What to do when your ‘perfect’ PR pitch is less than perfect

By: Erin Sabo    This post can be originally found here


We’ve all had at least one PR pitch that feels like a sure thing. A pitch that sounds so perfect, you’re certain that elusive USA Today reporter you’ve been trying to connect with for months will gobble it up.


The response pops up in your email, and you immediately drop what you’re doing to open it—only to discover she isn’t interested. She’s too busy. There was a natural disaster. A political figure is dominating the headlines. Whatever the case may be, even if it’s just bad timing, the reporter isn’t going to write the story this time.

What now? How should you react when your perfect PR pitch isn’t timed quite so perfectly?

First and foremost, try to find another home for it. If it is a solid story, the chances of another targeted reporter jumping on it are in your favor. While you’re trying to place the story, start considering other uses for the idea, as well. A good pitch should never go to waste.

It’s also important to consider that a well-crafted pitch can be great fodder for other formats. Today, it’s all about high-quality content. Search engines want to index it, website visitors want to read it, and potential clients view high-quality content creation as thought leadership.

Here are some thoughts on how to recycle a pitch so it doesn’t go to waste:

  • Channel your thoughts into a compelling blog post. Most individuals and companies that maintain blogs are looking for information to share to ensure frequent additions of meaningful content. That’s one way to capitalize on these great story ideas.
  • Use it for an e-newsletter or newsletter article. Content that customers, prospects, and professional partners will find useful should be the cornerstone of any external communications strategy. They don’t want to hear incessantly about how great you or your company is. It’s important to give them valuable insight in addition to great company updates—and your pitch may be just the right topic for an article your target audience will find informative, boosting your reputation.
  • If the topic is meaty enough, consider a case study, white paper, or e-book. A technical topic or compelling real-world example might warrant an in-depth look for your corporate website.
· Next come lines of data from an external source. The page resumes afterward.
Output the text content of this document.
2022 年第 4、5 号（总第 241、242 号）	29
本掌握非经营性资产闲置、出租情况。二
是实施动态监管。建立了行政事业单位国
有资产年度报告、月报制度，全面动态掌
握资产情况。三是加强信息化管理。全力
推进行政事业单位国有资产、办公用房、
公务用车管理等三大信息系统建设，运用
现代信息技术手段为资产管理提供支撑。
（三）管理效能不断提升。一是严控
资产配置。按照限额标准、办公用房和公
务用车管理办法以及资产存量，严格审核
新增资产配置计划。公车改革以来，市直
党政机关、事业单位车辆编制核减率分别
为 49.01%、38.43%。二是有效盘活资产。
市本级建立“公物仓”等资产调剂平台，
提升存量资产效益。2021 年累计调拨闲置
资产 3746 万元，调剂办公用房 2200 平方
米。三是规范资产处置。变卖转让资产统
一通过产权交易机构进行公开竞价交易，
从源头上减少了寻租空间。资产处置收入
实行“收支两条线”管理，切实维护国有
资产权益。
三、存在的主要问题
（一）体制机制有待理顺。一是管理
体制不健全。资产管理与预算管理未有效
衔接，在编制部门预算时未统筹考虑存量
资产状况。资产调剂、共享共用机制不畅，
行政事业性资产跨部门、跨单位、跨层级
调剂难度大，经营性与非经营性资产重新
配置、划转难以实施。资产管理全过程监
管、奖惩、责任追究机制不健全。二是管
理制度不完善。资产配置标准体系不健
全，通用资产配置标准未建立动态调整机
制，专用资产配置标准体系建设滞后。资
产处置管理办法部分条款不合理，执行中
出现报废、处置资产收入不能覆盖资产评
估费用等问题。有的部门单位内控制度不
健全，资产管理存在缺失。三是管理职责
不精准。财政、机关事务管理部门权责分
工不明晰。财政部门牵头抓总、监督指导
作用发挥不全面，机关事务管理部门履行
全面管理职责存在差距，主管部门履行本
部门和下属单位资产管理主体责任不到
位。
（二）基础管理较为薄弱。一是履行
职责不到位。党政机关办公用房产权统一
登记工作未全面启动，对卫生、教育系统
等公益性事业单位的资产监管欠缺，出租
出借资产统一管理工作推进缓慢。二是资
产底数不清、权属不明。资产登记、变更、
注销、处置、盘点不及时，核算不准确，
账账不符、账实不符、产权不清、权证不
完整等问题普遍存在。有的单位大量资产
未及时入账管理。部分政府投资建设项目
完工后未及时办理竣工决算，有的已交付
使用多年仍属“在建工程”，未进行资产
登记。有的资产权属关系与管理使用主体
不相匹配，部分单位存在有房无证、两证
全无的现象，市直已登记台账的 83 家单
Through this, you can capture data to expand your website, or provide a compelling reason for visitors to return again and again.
  • Host a webinar. A webinar can help relay the story and its information to your target audience. If, for example, the pitch was about a new software or IT trend, a presentation demonstrating the functionality with step-by-step visuals would be an asset to those looking to learn more. If you’re highlighting a complicated law that is about to take effect, a simple explanation of the legalese would provide clarity to clients, while opening the floor for questions.

Your PR pitch doesn’t have to be perfectly timed to generate results for you or your organization. Just make your great story doesn’t die on the vine simply because “Good Morning America” didn’t take note.

Erin Sabo is an account director for Identity. A version of this blog post first appeared on Identity’s blog.